ソニア・ウェイワードの帰還 (論創海外ミステリ)

 

 知的ではあるが無思慮で無計画な男が、妻の急死を隠そうとしてどんどん窮地に追い込まれていく様を描いた滑稽譚。男の心理や行動があまりに予想の右斜め下過ぎて、読者は常にツッコミ役の立場に回ることになる。周りの登場人物も基本的に俗物だらけで、男と彼らの絡みがイネス一流の皮肉なセンスで彩られることで、笑いと混迷がより深まっていく。作中作的な要素がプロットと乖離することなく組み込まれているのも、作者の技量の冴えを示すものだ。結末は想像しやすいとはいえ、これしかないという形に収まっているため、大いに満足できた。

非シリーズものであるが、自分がイネスという作家に求めていたもの――「現実」から「虚構」への逃避を確実に保証してくれる軽やかさと、ほんの少し入り混じった「虚構」が「現実」の裏返しであることを示す苦み――が存分に横溢している。2008年の『霧と雪』以来途絶えてしまったイネスの邦訳だが、その間の飢えを完全に満たしてくれる結果となった。個人的には間違いなく2017年度マイベストとなる作品だと確信する。

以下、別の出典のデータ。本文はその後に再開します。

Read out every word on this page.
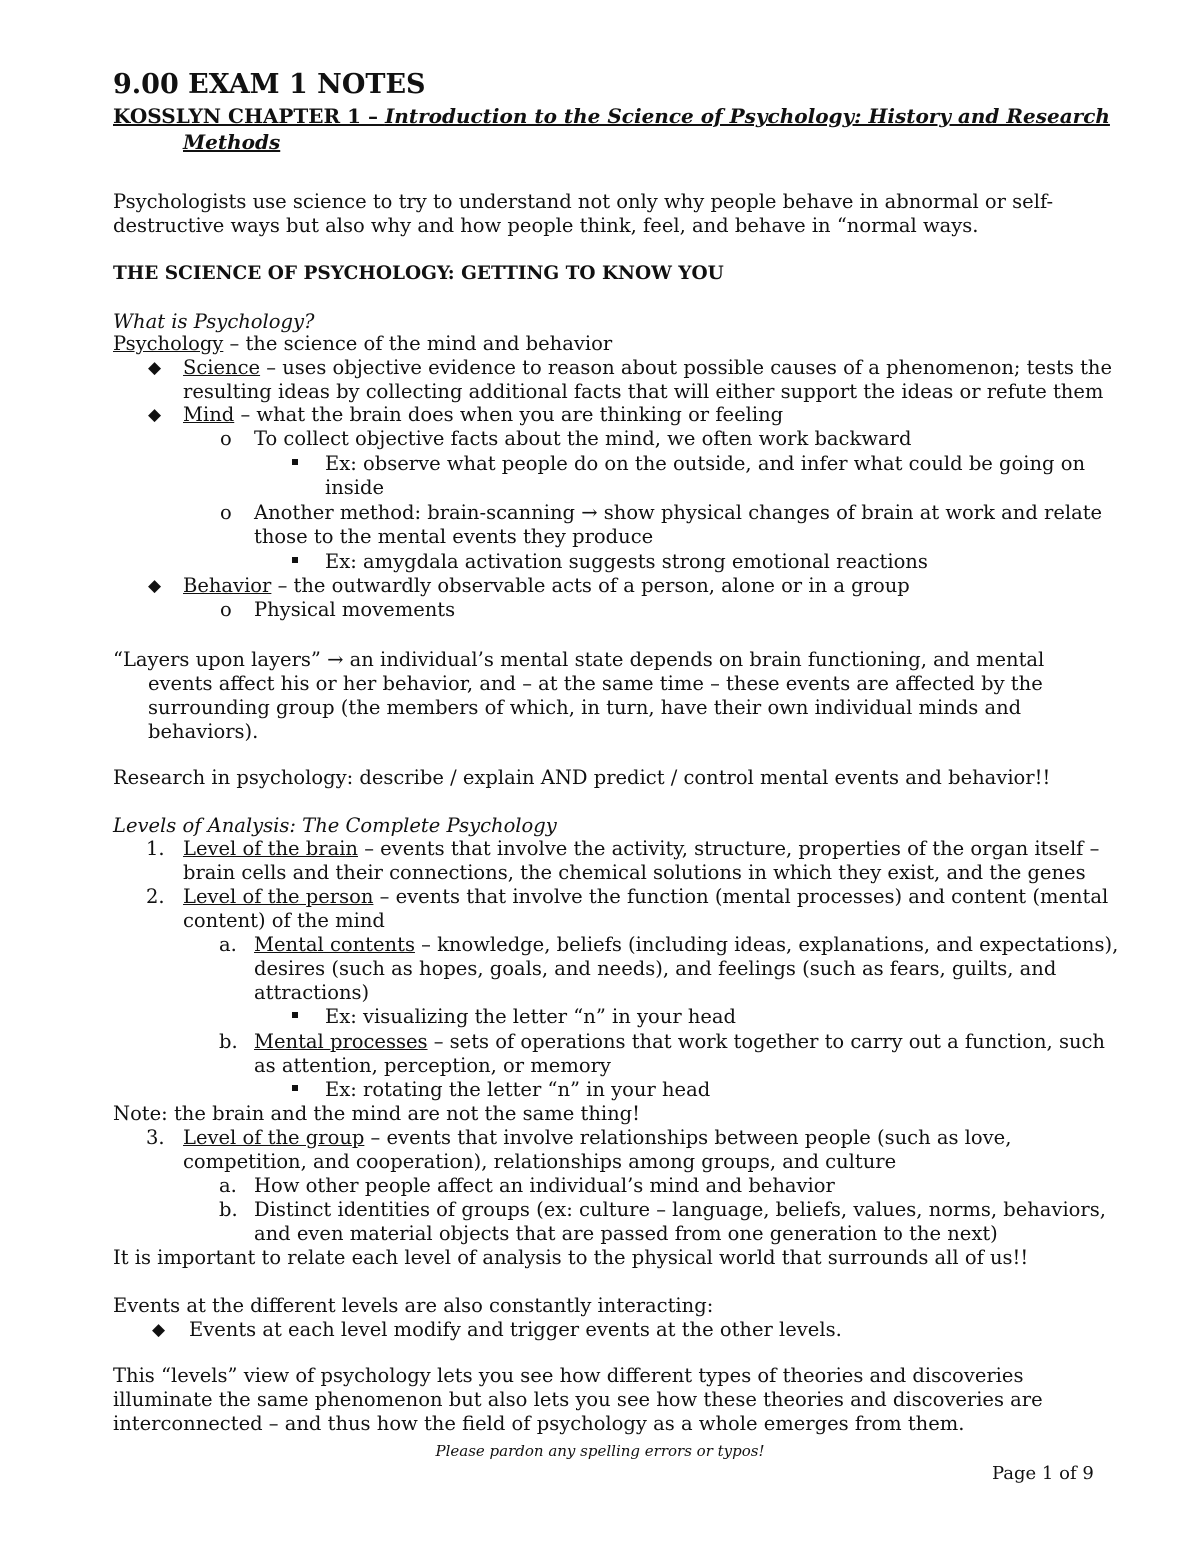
9.00 EXAM 1 NOTES
KOSSLYN CHAPTER 1 – Introduction to the Science of Psychology: History and Research
Methods
Psychologists use science to try to understand not only why people behave in abnormal or self-
destructive ways but also why and how people think, feel, and behave in “normal ways.
THE SCIENCE OF PSYCHOLOGY: GETTING TO KNOW YOU
What is Psychology?
Psychology – the science of the mind and behavior
◆ Science – uses objective evidence to reason about possible causes of a phenomenon; tests the
resulting ideas by collecting additional facts that will either support the ideas or refute them
◆ Mind – what the brain does when you are thinking or feeling
o To collect objective facts about the mind, we often work backward
Ex: observe what people do on the outside, and infer what could be going on
inside
o Another method: brain-scanning → show physical changes of brain at work and relate
those to the mental events they produce
Ex: amygdala activation suggests strong emotional reactions
◆ Behavior – the outwardly observable acts of a person, alone or in a group
o Physical movements
“Layers upon layers” → an individual’s mental state depends on brain functioning, and mental
events affect his or her behavior, and – at the same time – these events are affected by the
surrounding group (the members of which, in turn, have their own individual minds and
behaviors).
Research in psychology: describe / explain AND predict / control mental events and behavior!!
Levels of Analysis: The Complete Psychology
1. Level of the brain – events that involve the activity, structure, properties of the organ itself –
brain cells and their connections, the chemical solutions in which they exist, and the genes
2. Level of the person – events that involve the function (mental processes) and content (mental
content) of the mind
a. Mental contents – knowledge, beliefs (including ideas, explanations, and expectations),
desires (such as hopes, goals, and needs), and feelings (such as fears, guilts, and
attractions)
Ex: visualizing the letter “n” in your head
b. Mental processes – sets of operations that work together to carry out a function, such
as attention, perception, or memory
Ex: rotating the letter “n” in your head
Note: the brain and the mind are not the same thing!
3. Level of the group – events that involve relationships between people (such as love,
competition, and cooperation), relationships among groups, and culture
a. How other people affect an individual’s mind and behavior
b. Distinct identities of groups (ex: culture – language, beliefs, values, norms, behaviors,
and even material objects that are passed from one generation to the next)
It is important to relate each level of analysis to the physical world that surrounds all of us!!
Events at the different levels are also constantly interacting:
◆ Events at each level modify and trigger events at the other levels.
This “levels” view of psychology lets you see how different types of theories and discoveries
illuminate the same phenomenon but also lets you see how these theories and discoveries are
interconnected – and thus how the field of psychology as a whole emerges from them.
Please pardon any spelling errors or typos!
Page 1 of 9
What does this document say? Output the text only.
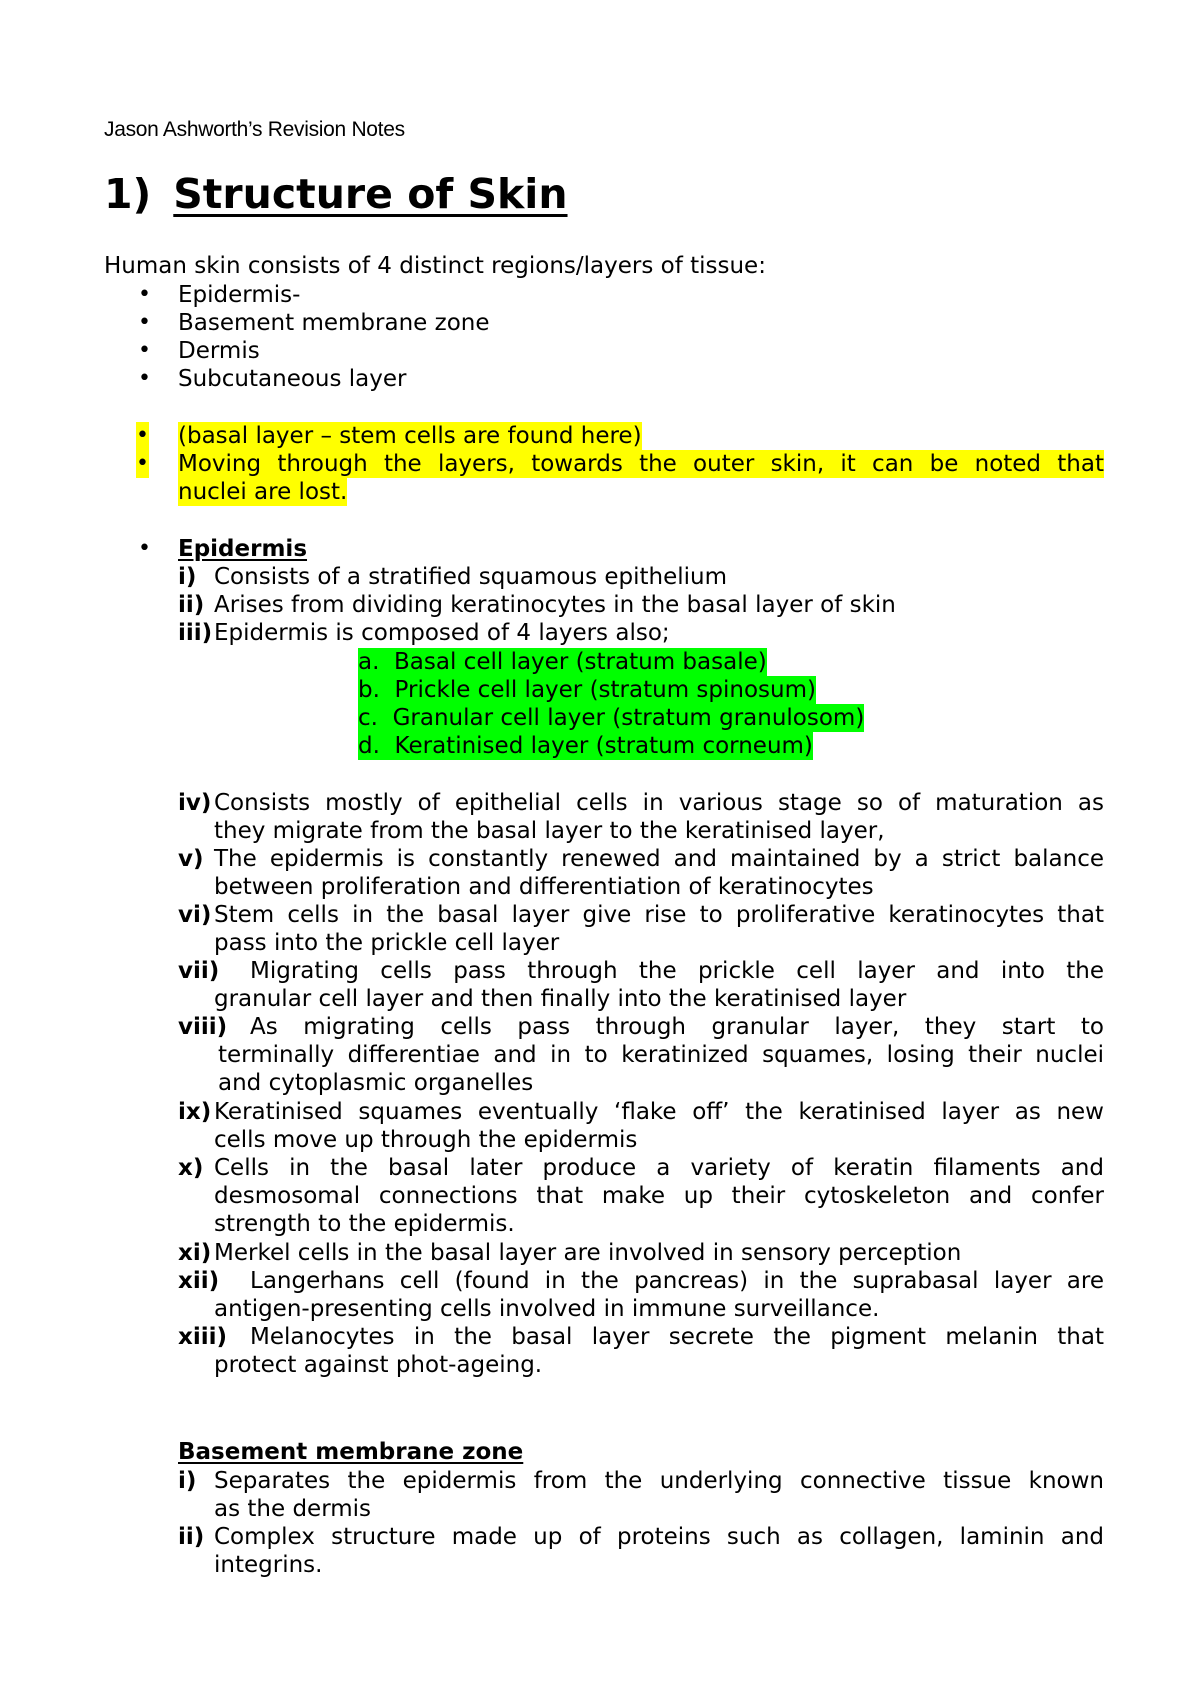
Jason Ashworth’s Revision Notes
1) Structure of Skin
Human skin consists of 4 distinct regions/layers of tissue:
• Epidermis-
• Basement membrane zone
• Dermis
• Subcutaneous layer
• (basal layer – stem cells are found here)
• Moving through the layers, towards the outer skin, it can be noted that
nuclei are lost.
• Epidermis
i) Consists of a stratified squamous epithelium
ii) Arises from dividing keratinocytes in the basal layer of skin
iii) Epidermis is composed of 4 layers also;
a. Basal cell layer (stratum basale)
b. Prickle cell layer (stratum spinosum)
c. Granular cell layer (stratum granulosom)
d. Keratinised layer (stratum corneum)
iv) Consists mostly of epithelial cells in various stage so of maturation as
they migrate from the basal layer to the keratinised layer,
v) The epidermis is constantly renewed and maintained by a strict balance
between proliferation and differentiation of keratinocytes
vi) Stem cells in the basal layer give rise to proliferative keratinocytes that
pass into the prickle cell layer
vii) Migrating cells pass through the prickle cell layer and into the
granular cell layer and then finally into the keratinised layer
viii) As migrating cells pass through granular layer, they start to
terminally differentiae and in to keratinized squames, losing their nuclei
and cytoplasmic organelles
ix) Keratinised squames eventually ‘flake off’ the keratinised layer as new
cells move up through the epidermis
x) Cells in the basal later produce a variety of keratin filaments and
desmosomal connections that make up their cytoskeleton and confer
strength to the epidermis.
xi) Merkel cells in the basal layer are involved in sensory perception
xii) Langerhans cell (found in the pancreas) in the suprabasal layer are
antigen-presenting cells involved in immune surveillance.
xiii) Melanocytes in the basal layer secrete the pigment melanin that
protect against phot-ageing.
Basement membrane zone
i) Separates the epidermis from the underlying connective tissue known
as the dermis
ii) Complex structure made up of proteins such as collagen, laminin and
integrins.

イネスといえば文学的で高踏な、お上品な作家、というイメージがまだ残っているかもしれない。その辺もイネスの本質であることは事実だ。しかし、読者は別にそれらを有り難がって畏まって読む必要はどこにもない。何よりもまず「フザけた小説」であり「軽い読み物」であることを理解しておけば、先に述べた要素は装飾ですらなく、空気のようにそこにあるもの、でしかない。そしておそらく、本書はそうしたイネスの特徴をもっともストレートに理解できる作品のひとつと言えるだろう。